Austen's prose is also fantastic, as one would expect of a novel so beloved. She writes incredibly well, and it offers modern readers a glimpse of speech and writing patterns from the period.  At the same time, it is remarkably accessible writing that is easily understandable and engaging of interest once you get used to it. This makes it an ideal novel for a wide audience, even those who don't typically find classics readable (take that Charlotte Bronte). Her phrasing is by turns delightful, sweet, and subtly funny. It makes a great introduction to classics for any reader, though perhaps especially for young girls.

The story itself is a light romance.  You have your witty couple as well as your sweet couple, but with plenty of twists, turns and near misses to keep things interesting.  It's no wonder so many modern romances reference Austen's work. One thing I particularly liked about the edition I was reading from was that it was annotated. Granted some of the notes are perfectly useless (I mean, who can't figure out that amiable refers to someone's "friendly disposition" 313), but others clue readers in to little nuances of the period completely unknown to modern readers and that would otherwise be missed. Even for someone who's studied a good bit in both the long 18th century and Victorian literary periods (cough, cough), they're darned useful.

Seriously, why aren't you picking up this book already? (Go! Go now! *cracks whip*)

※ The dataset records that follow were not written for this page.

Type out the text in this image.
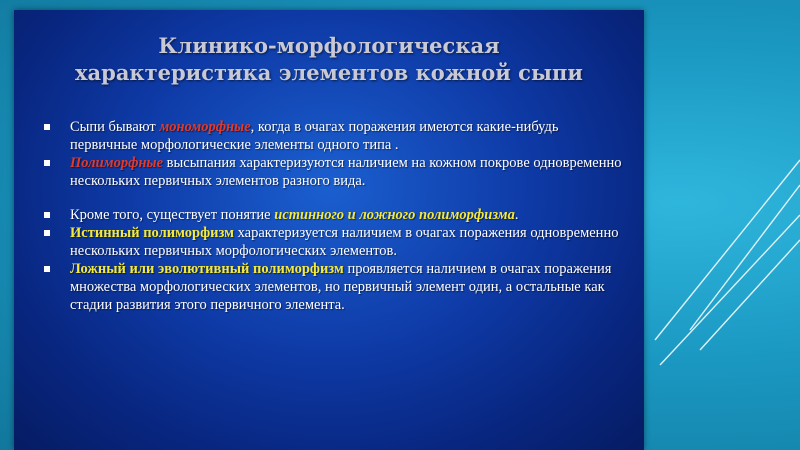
Клинико-морфологическая
характеристика элементов кожной сыпи
Сыпи бывают мономорфные, когда в очагах поражения имеются какие-нибудь первичные морфологические элементы одного типа .
Полиморфные высыпания характеризуются наличием на кожном покрове одновременно нескольких первичных элементов разного вида.
Кроме того, существует понятие истинного и ложного полиморфизма.
Истинный полиморфизм характеризуется наличием в очагах поражения одновременно нескольких первичных морфологических элементов.
Ложный или эволютивный полиморфизм проявляется наличием в очагах поражения множества морфологических элементов, но первичный элемент один, а остальные как стадии развития этого первичного элемента.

  • Let's talk movies!  The recent 2005 version of Pride and Prejudice, starring Kiera Knightly is quite good.  It's visually stunning, has a great cast, and features excellent scenes and costuming. It's true enough to the story, but the editing is a little rough and makes it hard to follow at times.
  • The 1995 BBC mini-series, starring Colin Firth and Jennifer Ehle is also amazing and highly recommended. It's incredibly true to the story, features a solid cast (Colin Firth!), and excellent costuming.  It's by far my favorite. (yes, I brought it home from the library again. What?).
  • The 1980 mini-series, also by the BBC, is atrocious.  Its casting is questionable and its script jumps all over the book. It would make an excellent piece to watch with friends and sarcastically comment on throughout, however.
  • There's also tons of other versions, including a 1940 one, which I plan to find soon.